Top of the Pods -- Heartless

reading
Well, this is very flattering.

SFSignal have a series of posts running at the moment wherein they list the best 50 PodCasts of all time. They have just placed my story, Heartless, read by the excellent Veronica Giguere, in at #14.

You can listen to it again and again -- as many times as you like! -- over at PodCastle.org.

But which story came in at #1 you ask?

I don't know. That will be next week's excitement...


The Things I do for Research

reading
For the sake of research have I taken a thorny whip to my own bottom. I have read entire books and websites about special forces in order to write a single scene, which I feel is still wrong. But I'll never know how badly I have insulted the elite military services of the world until I wake up -- or, more likely, fail to wake up -- with piano wire around my neck.

But I've been going even further than that this last week or so, because I've begun learning Old Irish for a novel I'm planning to start writing before the end of the year.


I expected it to be hard, and in some ways it is: the final boss of Celtic languages. But what I didn't expect, was how emotional I would feel going through it. This is what it must be like for our American cousins when they finally see the green, green valleys their ancestors emigrated from. I'm learning words here, and brain-twisting constructions that Kings Brian Boru and Robert the Bruce would have understood easily.

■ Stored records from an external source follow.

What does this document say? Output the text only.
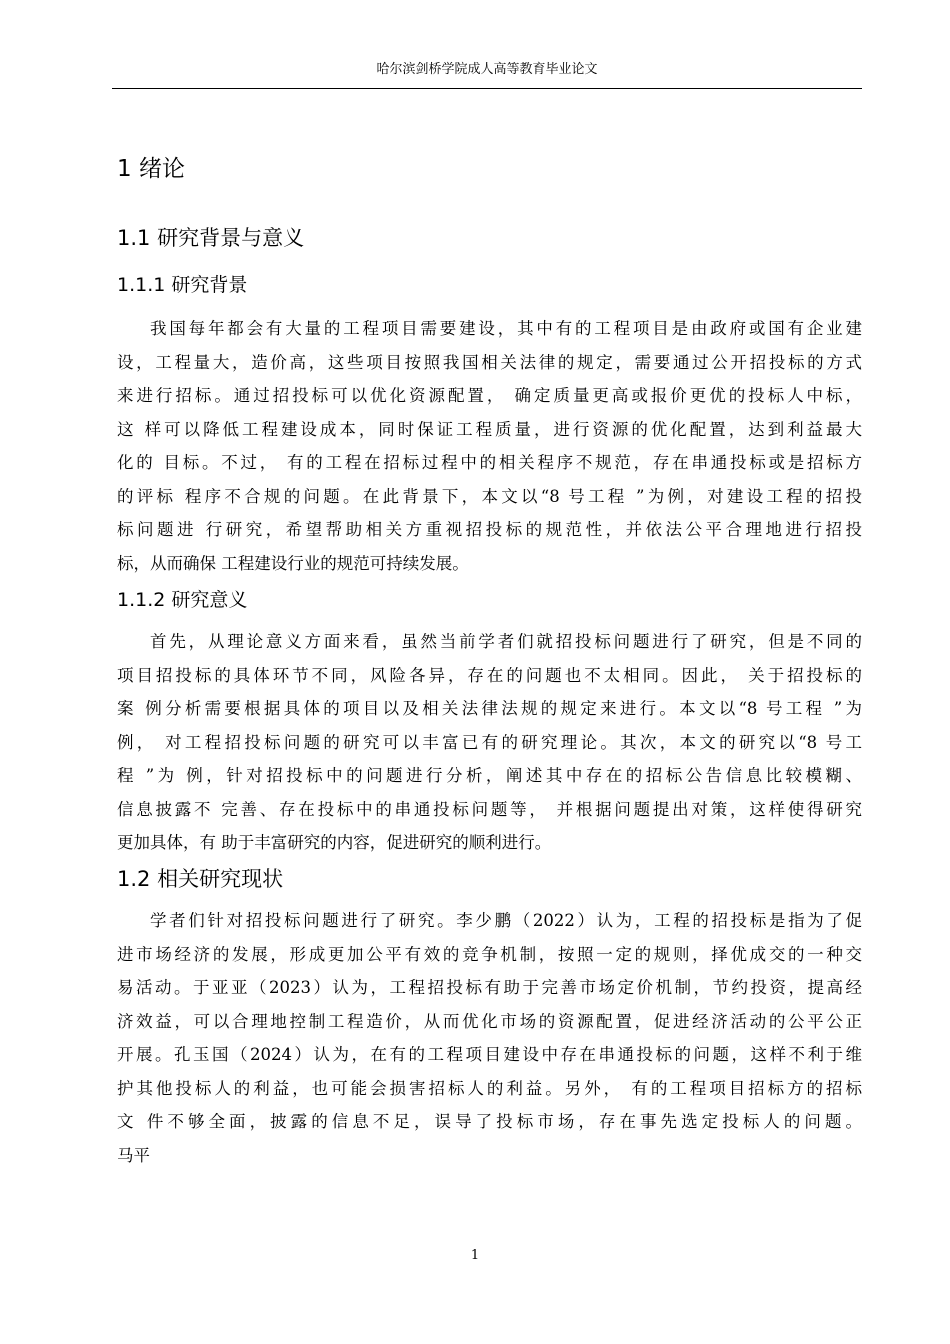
哈尔滨剑桥学院成人高等教育毕业论文
1 绪论
1.1 研究背景与意义
1.1.1 研究背景
我国每年都会有大量的工程项目需要建设，其中有的工程项目是由政府或国有企业建
设，工程量大，造价高，这些项目按照我国相关法律的规定，需要通过公开招投标的方式
来进行招标。通过招投标可以优化资源配置， 确定质量更高或报价更优的投标人中标，
这 样可以降低工程建设成本，同时保证工程质量，进行资源的优化配置，达到利益最大
化的 目标。不过， 有的工程在招标过程中的相关程序不规范，存在串通投标或是招标方
的评标 程序不合规的问题。在此背景下，本文以“8 号工程 ”为例，对建设工程的招投
标问题进 行研究，希望帮助相关方重视招投标的规范性，并依法公平合理地进行招投
标，从而确保 工程建设行业的规范可持续发展。
1.1.2 研究意义
首先，从理论意义方面来看，虽然当前学者们就招投标问题进行了研究，但是不同的
项目招投标的具体环节不同，风险各异，存在的问题也不太相同。因此， 关于招投标的
案 例分析需要根据具体的项目以及相关法律法规的规定来进行。本文以“8 号工程 ”为
例， 对工程招投标问题的研究可以丰富已有的研究理论。其次，本文的研究以“8 号工
程 ”为 例，针对招投标中的问题进行分析，阐述其中存在的招标公告信息比较模糊、
信息披露不 完善、存在投标中的串通投标问题等， 并根据问题提出对策，这样使得研究
更加具体，有 助于丰富研究的内容，促进研究的顺利进行。
1.2 相关研究现状
学者们针对招投标问题进行了研究。李少鹏（2022）认为，工程的招投标是指为了促
进市场经济的发展，形成更加公平有效的竞争机制，按照一定的规则，择优成交的一种交
易活动。于亚亚（2023）认为，工程招投标有助于完善市场定价机制，节约投资，提高经
济效益，可以合理地控制工程造价，从而优化市场的资源配置，促进经济活动的公平公正
开展。孔玉国（2024）认为，在有的工程项目建设中存在串通投标的问题，这样不利于维
护其他投标人的利益，也可能会损害招标人的利益。另外， 有的工程项目招标方的招标
文 件不够全面，披露的信息不足，误导了投标市场，存在事先选定投标人的问题。
马平
1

But as somebody who has learned bits and pieces of languages from the Celtic, Germanic, Romance and Slavic branches of the Indo-European family, it is INCREDIBLE, and I mean that! Incredible to follow one of them back in time, to see it becoming more and more like its siblings. I mean, everybody knows these languages are related, but this is an experience akin to watching Africa and South America splitting apart and going their separate ways. Or the reverse that. Or something.

Writing

The first draft of my current WIP, which I'm thinking of calling The Orphan Continent, has just breached 80,000 words. 10K more to go, I would expect. Fun times!

I hope you're all well and up to no good!